First Solar Beats Wall Street Expectations

Despite increased revenue, First Solar, Inc. (Nasdaq: FSLR) reported a smaller profit (quarter-to-quarter) for 2Q10–but still topped Wall Street expectations.

Quarterly net sales were $587.9 million, up 12% from $525.9 million in 2Q09, due to increased production volumes and systems revenue, partially offset by a decline in pricing and lower euro exchange rates. 2Q10 net sales increased $19.9 million from 1Q10, primarily due to increased turnkey system sales.

2Q net income per share was $1.84, down from $2.11 in 2Q09 and down from $2.00 in 1Q10. Year over year, the declines were primarily driven by lower module average selling prices, and higher operating expenses that were partially offset by increased module production and lower module cost per watt.

Analysts had expected earnings of $1.61 per share, on revenue of $545.4 million, according to Thomson Reuters I/B/E/S.

Quarter over quarter, the declines were primarily driven by higher operating expenses, the company said.

PV module manufacturing cost was reduced to $0.76/watt, down $0.05 from the prior quarter and 13% year over year. Annual throughput per line was up 6% quarter over quarter to 59 megawatts (MW). This increases announced or operating capacity from 2.1 to 2.2 gigawatts (GW) by 2012.

For 2010, First Solar forecasts net sales of $2.5 to $2.6 billion, reflecting reallocation of module capacity from its systems business to meet stronger module demand by our European customers. Earnings per fully diluted share are increased to a projected range of $7.00 to $7.40.

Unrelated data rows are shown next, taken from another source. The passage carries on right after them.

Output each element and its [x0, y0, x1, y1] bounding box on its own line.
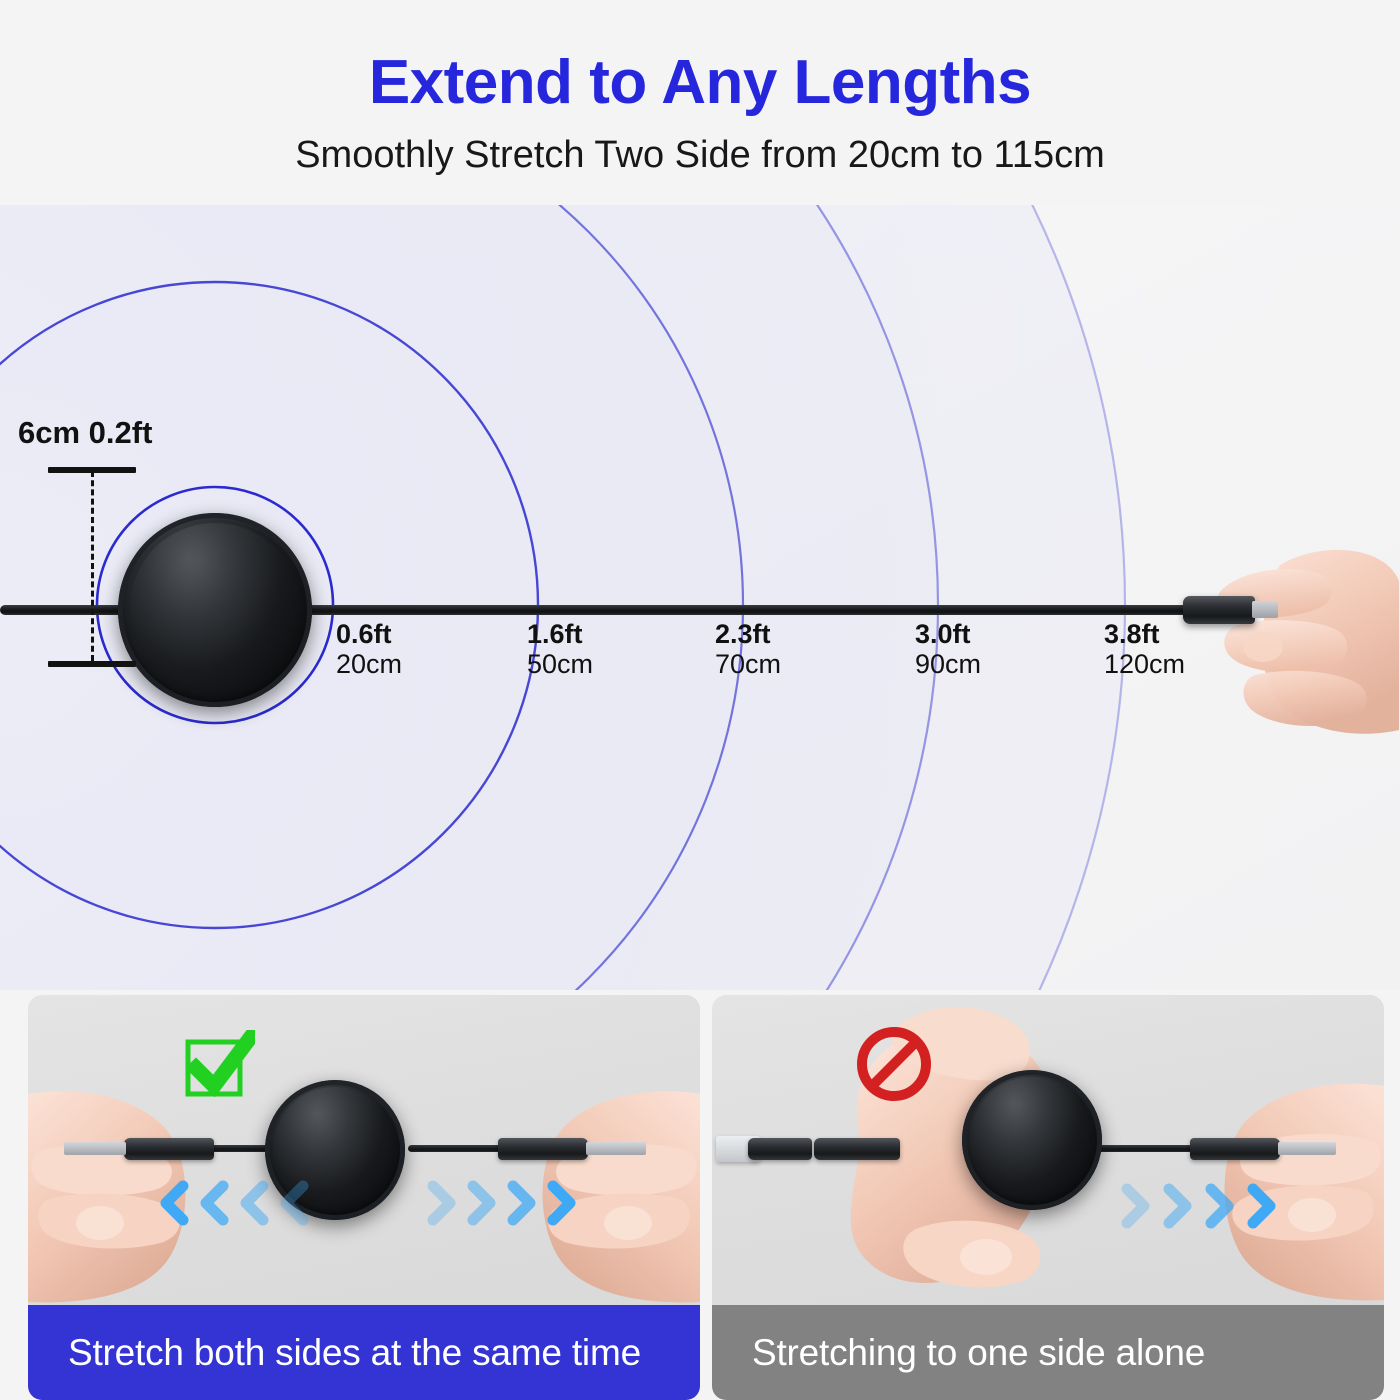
connector-inline-left [748, 1138, 812, 1160]
chevrons-left [156, 1180, 310, 1226]
connector-right [498, 1138, 588, 1160]
chevron-right-icon [426, 1180, 460, 1226]
distance-label-1: 0.6ft 20cm [336, 620, 402, 681]
panel-incorrect-usage: Stretching to one side alone [712, 995, 1384, 1400]
chevron-left-icon [156, 1180, 190, 1226]
thickness-label: 6cm 0.2ft [18, 415, 152, 451]
connector-left-retracted [814, 1138, 900, 1160]
extension-range-diagram: 6cm 0.2ft 0.6ft 20cm 1.6ft 50cm 2.3ft 70… [0, 205, 1400, 990]
connector-left [124, 1138, 214, 1160]
chevron-right-icon [1120, 1183, 1154, 1229]
connector-right-tip [586, 1142, 646, 1155]
chevron-right-icon [466, 1180, 500, 1226]
connector-right-pulled [1190, 1138, 1280, 1160]
cable-connector [1183, 596, 1255, 624]
chevron-left-icon [236, 1180, 270, 1226]
thickness-dimension: 6cm 0.2ft [48, 467, 168, 667]
distance-label-2: 1.6ft 50cm [527, 620, 593, 681]
chevron-left-icon [196, 1180, 230, 1226]
page-subtitle: Smoothly Stretch Two Side from 20cm to 1… [0, 114, 1400, 174]
infographic-header: Extend to Any Lengths Smoothly Stretch T… [0, 0, 1400, 205]
caption-incorrect-text: Stretching to one side alone [752, 1332, 1205, 1374]
chevron-left-icon [276, 1180, 310, 1226]
red-prohibition-icon [855, 1025, 933, 1103]
panel-incorrect-photo [712, 995, 1384, 1305]
green-check-icon [183, 1030, 255, 1102]
distance-label-5: 3.8ft 120cm [1104, 620, 1185, 681]
chevrons-right [426, 1180, 580, 1226]
chevron-right-icon [546, 1180, 580, 1226]
page-title: Extend to Any Lengths [0, 0, 1400, 114]
distance-label-3: 2.3ft 70cm [715, 620, 781, 681]
chevron-right-icon [1246, 1183, 1280, 1229]
distance-label-4: 3.0ft 90cm [915, 620, 981, 681]
connector-tip [1252, 601, 1278, 618]
panel-correct-usage: Stretch both sides at the same time [28, 995, 700, 1400]
caption-correct-text: Stretch both sides at the same time [68, 1332, 641, 1374]
dimension-tick-bottom [48, 661, 136, 667]
charger-puck-incorrect [962, 1070, 1102, 1210]
chevrons-right-only [1120, 1183, 1280, 1229]
hand-pulling-cable [1185, 525, 1400, 745]
panel-correct-photo [28, 995, 700, 1305]
connector-right-pulled-tip [1278, 1142, 1336, 1155]
caption-correct: Stretch both sides at the same time [28, 1305, 700, 1400]
chevron-right-icon [506, 1180, 540, 1226]
chevron-right-icon [1204, 1183, 1238, 1229]
chevron-right-icon [1162, 1183, 1196, 1229]
dimension-dashed-line [91, 471, 94, 661]
caption-incorrect: Stretching to one side alone [712, 1305, 1384, 1400]
connector-left-tip [64, 1142, 126, 1155]
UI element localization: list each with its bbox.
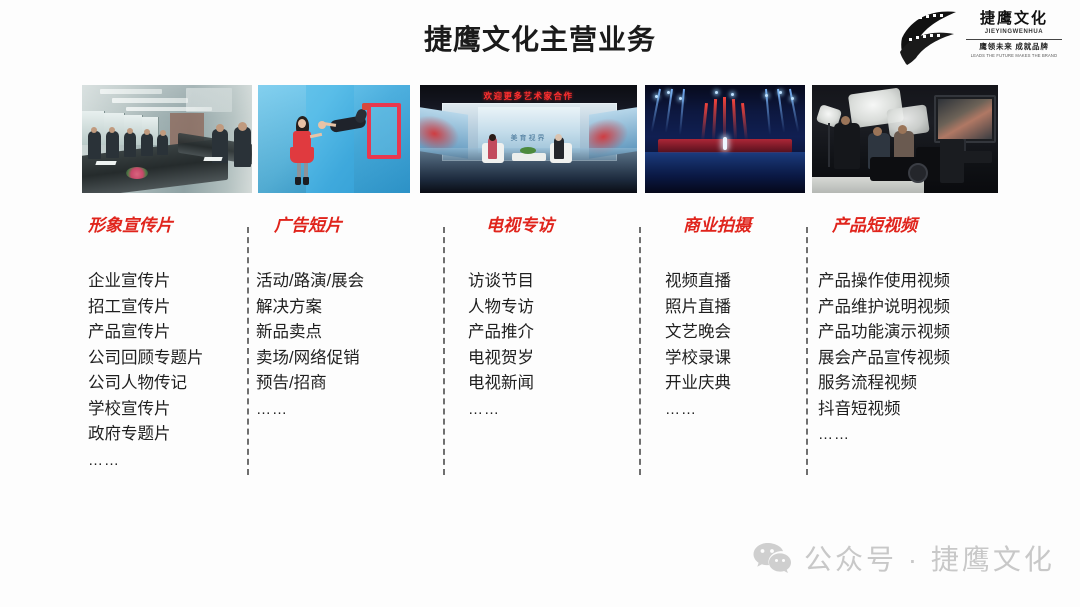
list-item: 人物专访 (468, 295, 628, 321)
column-item-list: 产品操作使用视频 产品维护说明视频 产品功能演示视频 展会产品宣传视频 服务流程… (818, 269, 1008, 448)
photo-tv-interview-set: 欢迎更多艺术家合作 美育视界 (420, 85, 637, 193)
photo-concert-stage (645, 85, 805, 193)
list-item: 新品卖点 (256, 320, 431, 346)
list-item: 卖场/网络促销 (256, 346, 431, 372)
photo-studio-red-dress (258, 85, 410, 193)
list-item-ellipsis: …… (256, 397, 431, 423)
list-item: 电视贺岁 (468, 346, 628, 372)
column-item-list: 视频直播 照片直播 文艺晚会 学校录课 开业庆典 …… (665, 269, 810, 422)
logo-slogan-cn: 鹰领未来 成就品牌 (964, 42, 1064, 52)
list-item: 预告/招商 (256, 371, 431, 397)
column-divider-1 (247, 227, 249, 475)
list-item-ellipsis: …… (468, 397, 628, 423)
watermark-text: 公众号 · 捷鹰文化 (804, 538, 1055, 578)
column-heading: 电视专访 (468, 215, 628, 237)
list-item-ellipsis: …… (818, 422, 1008, 448)
wechat-icon (752, 541, 792, 575)
list-item: 产品操作使用视频 (818, 269, 1008, 295)
column-item-list: 访谈节目 人物专访 产品推介 电视贺岁 电视新闻 …… (468, 269, 628, 422)
list-item: 公司人物传记 (88, 371, 238, 397)
column-heading: 商业拍摄 (665, 215, 810, 237)
eagle-film-strip-icon (898, 8, 960, 66)
list-item: 企业宣传片 (88, 269, 238, 295)
photo-film-production-set (812, 85, 998, 193)
page-header: 捷鹰文化主营业务 捷鹰文化 JIEYINGWENHUA 鹰领未来 成就品牌 LE… (0, 0, 1080, 78)
column-heading: 产品短视频 (818, 215, 1008, 237)
list-item: 视频直播 (665, 269, 810, 295)
list-item: 服务流程视频 (818, 371, 1008, 397)
list-item: 开业庆典 (665, 371, 810, 397)
column-item-list: 活动/路演/展会 解决方案 新品卖点 卖场/网络促销 预告/招商 …… (256, 269, 431, 422)
company-logo: 捷鹰文化 JIEYINGWENHUA 鹰领未来 成就品牌 LEADS THE F… (898, 6, 1066, 68)
column-item-list: 企业宣传片 招工宣传片 产品宣传片 公司回顾专题片 公司人物传记 学校宣传片 政… (88, 269, 238, 473)
logo-slogan-en: LEADS THE FUTURE MAKES THE BRAND (967, 52, 1062, 59)
column-product-short-video: 产品短视频 产品操作使用视频 产品维护说明视频 产品功能演示视频 展会产品宣传视… (818, 215, 1008, 448)
column-commercial-shooting: 商业拍摄 视频直播 照片直播 文艺晚会 学校录课 开业庆典 …… (665, 215, 810, 422)
column-image-promo-film: 形象宣传片 企业宣传片 招工宣传片 产品宣传片 公司回顾专题片 公司人物传记 学… (88, 215, 238, 473)
list-item: 学校录课 (665, 346, 810, 372)
column-ad-short-film: 广告短片 活动/路演/展会 解决方案 新品卖点 卖场/网络促销 预告/招商 …… (256, 215, 431, 422)
logo-name-cn: 捷鹰文化 (964, 10, 1064, 27)
photo-meeting-room (82, 85, 252, 193)
list-item: 电视新闻 (468, 371, 628, 397)
list-item: 产品宣传片 (88, 320, 238, 346)
list-item: 解决方案 (256, 295, 431, 321)
column-divider-3 (639, 227, 641, 475)
wechat-watermark: 公众号 · 捷鹰文化 (752, 538, 1055, 578)
photo-strip: 欢迎更多艺术家合作 美育视界 (0, 85, 1080, 193)
tv-banner-text: 欢迎更多艺术家合作 (483, 90, 573, 102)
list-item: 招工宣传片 (88, 295, 238, 321)
list-item: 抖音短视频 (818, 397, 1008, 423)
list-item-ellipsis: …… (88, 448, 238, 474)
list-item: 照片直播 (665, 295, 810, 321)
service-columns: 形象宣传片 企业宣传片 招工宣传片 产品宣传片 公司回顾专题片 公司人物传记 学… (0, 215, 1080, 495)
logo-name-pinyin: JIEYINGWENHUA (964, 28, 1064, 37)
logo-text-block: 捷鹰文化 JIEYINGWENHUA 鹰领未来 成就品牌 LEADS THE F… (964, 10, 1064, 59)
list-item: 访谈节目 (468, 269, 628, 295)
column-heading: 广告短片 (256, 215, 431, 237)
list-item: 公司回顾专题片 (88, 346, 238, 372)
list-item: 展会产品宣传视频 (818, 346, 1008, 372)
column-tv-interview: 电视专访 访谈节目 人物专访 产品推介 电视贺岁 电视新闻 …… (468, 215, 628, 422)
tv-mid-screen-text: 美育视界 (511, 133, 547, 143)
list-item: 活动/路演/展会 (256, 269, 431, 295)
column-heading: 形象宣传片 (88, 215, 238, 237)
list-item: 产品推介 (468, 320, 628, 346)
list-item: 学校宣传片 (88, 397, 238, 423)
list-item: 文艺晚会 (665, 320, 810, 346)
logo-divider (966, 39, 1062, 40)
column-divider-2 (443, 227, 445, 475)
list-item: 产品功能演示视频 (818, 320, 1008, 346)
list-item-ellipsis: …… (665, 397, 810, 423)
list-item: 产品维护说明视频 (818, 295, 1008, 321)
list-item: 政府专题片 (88, 422, 238, 448)
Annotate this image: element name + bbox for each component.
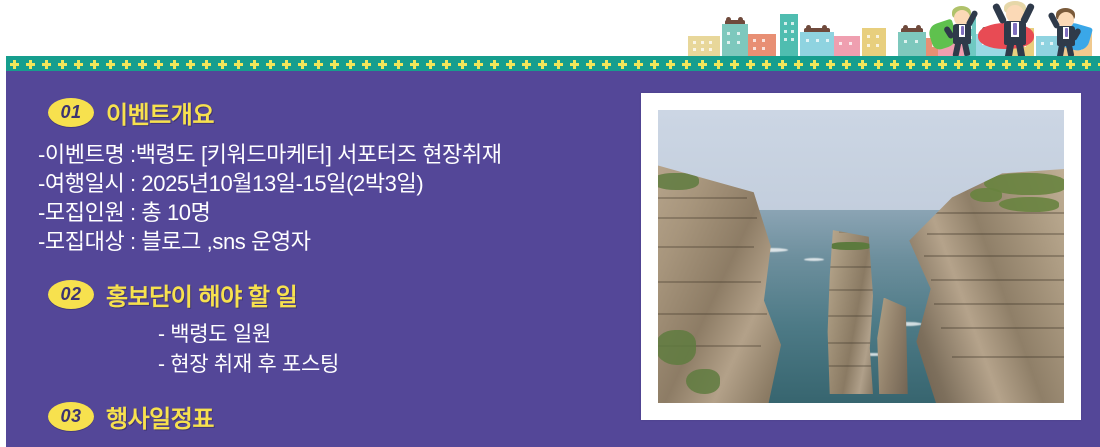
section-01-details: -이벤트명 :백령도 [키워드마케터] 서포터즈 현장취재 -여행일시 : 20…: [38, 140, 502, 256]
section-02-details: - 백령도 일원 - 현장 취재 후 포스팅: [158, 320, 339, 380]
building-icon: [688, 36, 720, 58]
hero-red-icon: [982, 1, 1050, 58]
coastal-cliff-photo: [658, 110, 1064, 403]
building-icon: [748, 34, 776, 58]
detail-line: - 백령도 일원: [158, 320, 339, 350]
cross-pattern: [6, 56, 1100, 72]
building-icon: [834, 36, 860, 58]
event-poster: 01 이벤트개요 -이벤트명 :백령도 [키워드마케터] 서포터즈 현장취재 -…: [0, 0, 1100, 447]
section-heading-02: 02 홍보단이 해야 할 일: [48, 277, 297, 312]
photo-frame: [641, 93, 1081, 420]
building-icon: [862, 28, 886, 58]
building-icon: [722, 24, 748, 58]
detail-line: -이벤트명 :백령도 [키워드마케터] 서포터즈 현장취재: [38, 140, 502, 169]
section-title-03: 행사일정표: [106, 399, 214, 434]
section-number-badge-01: 01: [48, 98, 94, 127]
section-number-badge-03: 03: [48, 402, 94, 431]
detail-line: -모집인원 : 총 10명: [38, 198, 502, 227]
section-heading-01: 01 이벤트개요: [48, 95, 214, 130]
building-icon: [800, 32, 834, 58]
building-icon: [898, 32, 926, 58]
section-title-01: 이벤트개요: [106, 95, 214, 130]
section-heading-03: 03 행사일정표: [48, 399, 214, 434]
detail-line: -모집대상 : 블로그 ,sns 운영자: [38, 227, 502, 256]
superhero-businessmen-icon: [930, 0, 1100, 58]
building-icon: [780, 14, 798, 58]
decorative-divider-strip: [6, 56, 1100, 72]
detail-line: - 현장 취재 후 포스팅: [158, 350, 339, 380]
sea-stack-pillar: [824, 230, 877, 394]
secondary-rock: [877, 298, 909, 395]
top-banner: [0, 0, 1100, 58]
section-number-badge-02: 02: [48, 280, 94, 309]
stack-grass: [830, 242, 871, 250]
hero-blue-icon: [1042, 8, 1098, 58]
section-title-02: 홍보단이 해야 할 일: [106, 277, 297, 312]
detail-line: -여행일시 : 2025년10월13일-15일(2박3일): [38, 169, 502, 198]
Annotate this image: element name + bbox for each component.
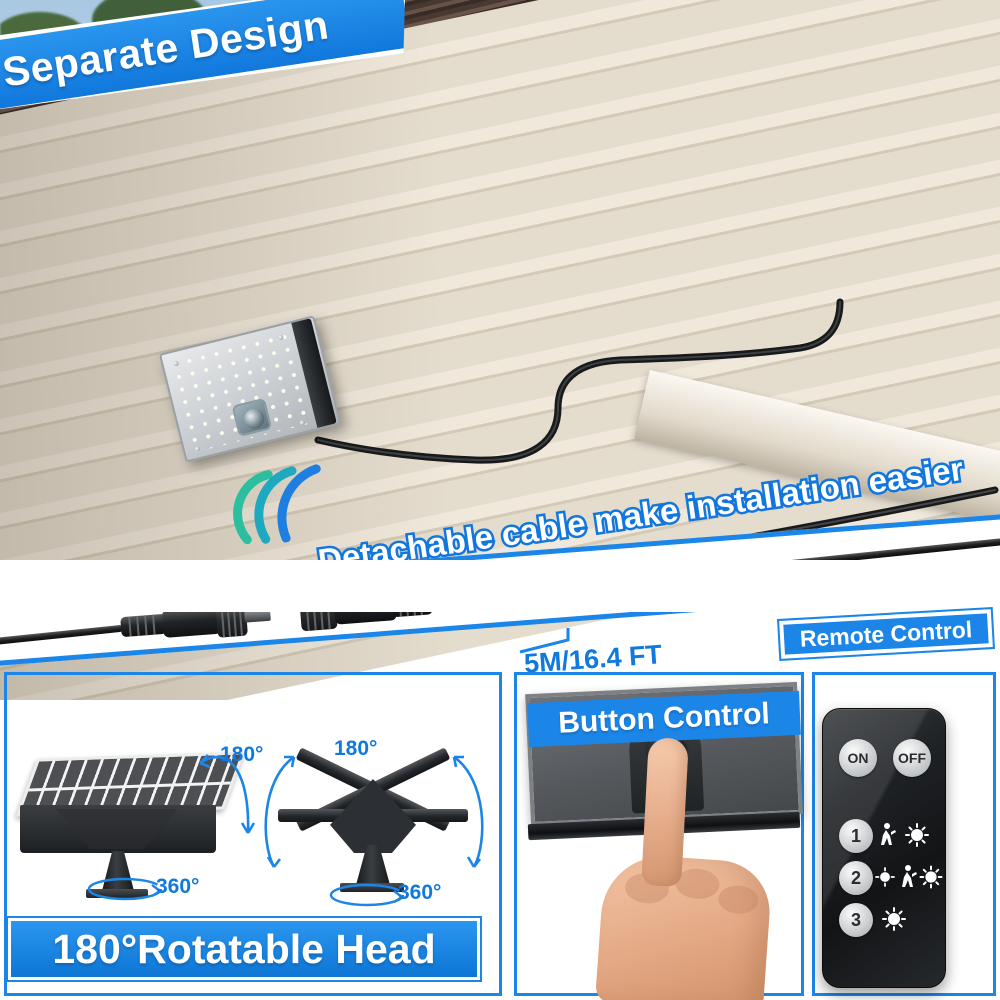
mode-3-dimsun-icon [879, 905, 913, 935]
hand-illustration [595, 852, 773, 1000]
cable-length-leader-line [516, 626, 576, 656]
housing-screw [299, 420, 305, 426]
remote-mode-3-button[interactable]: 3 [839, 903, 873, 937]
head-center-cone [330, 779, 416, 853]
remote-mode-1-button[interactable]: 1 [839, 819, 873, 853]
mode-2-dimsun-person-sun-icon [873, 863, 943, 893]
banner-rotatable-head-label: 180°Rotatable Head [11, 921, 477, 977]
cable-segment-left [0, 625, 123, 650]
remote-on-button[interactable]: ON [839, 739, 877, 777]
head-tilt-arc-left [254, 745, 300, 877]
panel-spin-degree-label: 360° [156, 875, 199, 899]
housing-screw [194, 446, 200, 452]
head-tilt-arc-right [448, 745, 494, 877]
light-head-illustration [278, 763, 468, 883]
cable-plug-strain-relief [120, 614, 167, 637]
head-tilt-degree-label: 180° [334, 737, 377, 761]
remote-off-button[interactable]: OFF [893, 739, 931, 777]
remote-mode-2-button[interactable]: 2 [839, 861, 873, 895]
head-spin-degree-label: 360° [398, 881, 441, 905]
motion-sensor-dome [242, 407, 266, 431]
remote-control-device: ON OFF 1 2 3 [822, 708, 946, 988]
mode-1-person-sun-icon [879, 821, 937, 851]
rotation-diagram: 180° 360° 180° [8, 735, 478, 915]
infographic-canvas: Separate Design Detachable cable make in… [0, 0, 1000, 1000]
pointing-finger [641, 737, 689, 887]
banner-remote-control-label: Remote Control [783, 613, 988, 654]
banner-rotatable-head: 180°Rotatable Head [8, 918, 480, 980]
band-mask [0, 560, 1000, 612]
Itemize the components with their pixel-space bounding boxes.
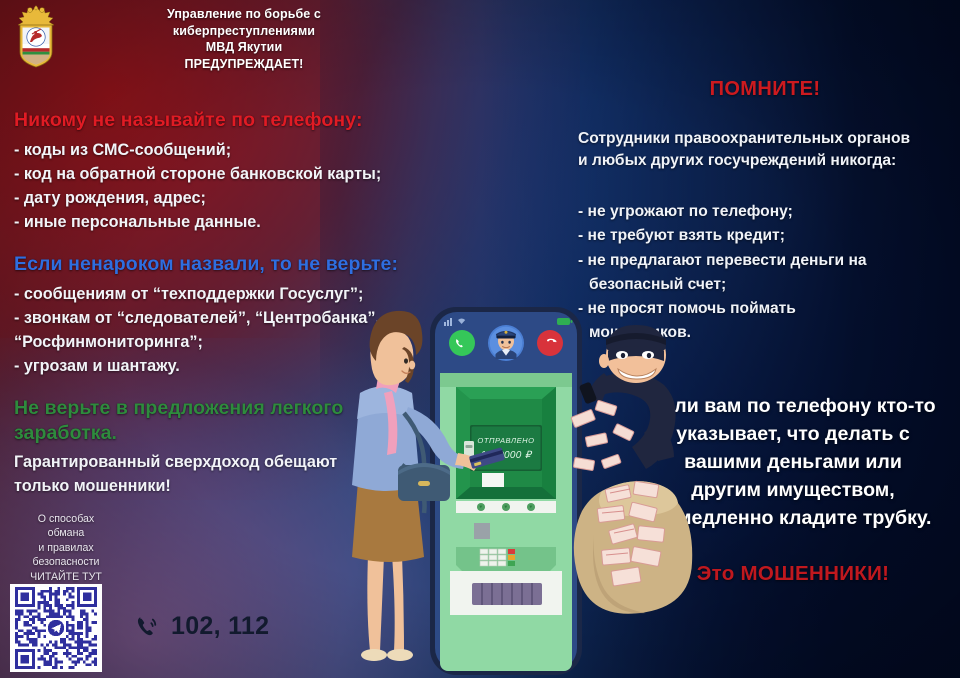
list-item: безопасный счет; — [578, 273, 960, 297]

Total capital spending is projected to be $575 to $625 million. The company expects to generate $575 to $625 million of operating cash flow. 

First Solar CEO Rob Gillette said he expects demand to remain strong in 2011, despite recent reports to the contrary. "The global market is very strong in 2010, and we expect it to continue into 2011," Gillette told a conference call.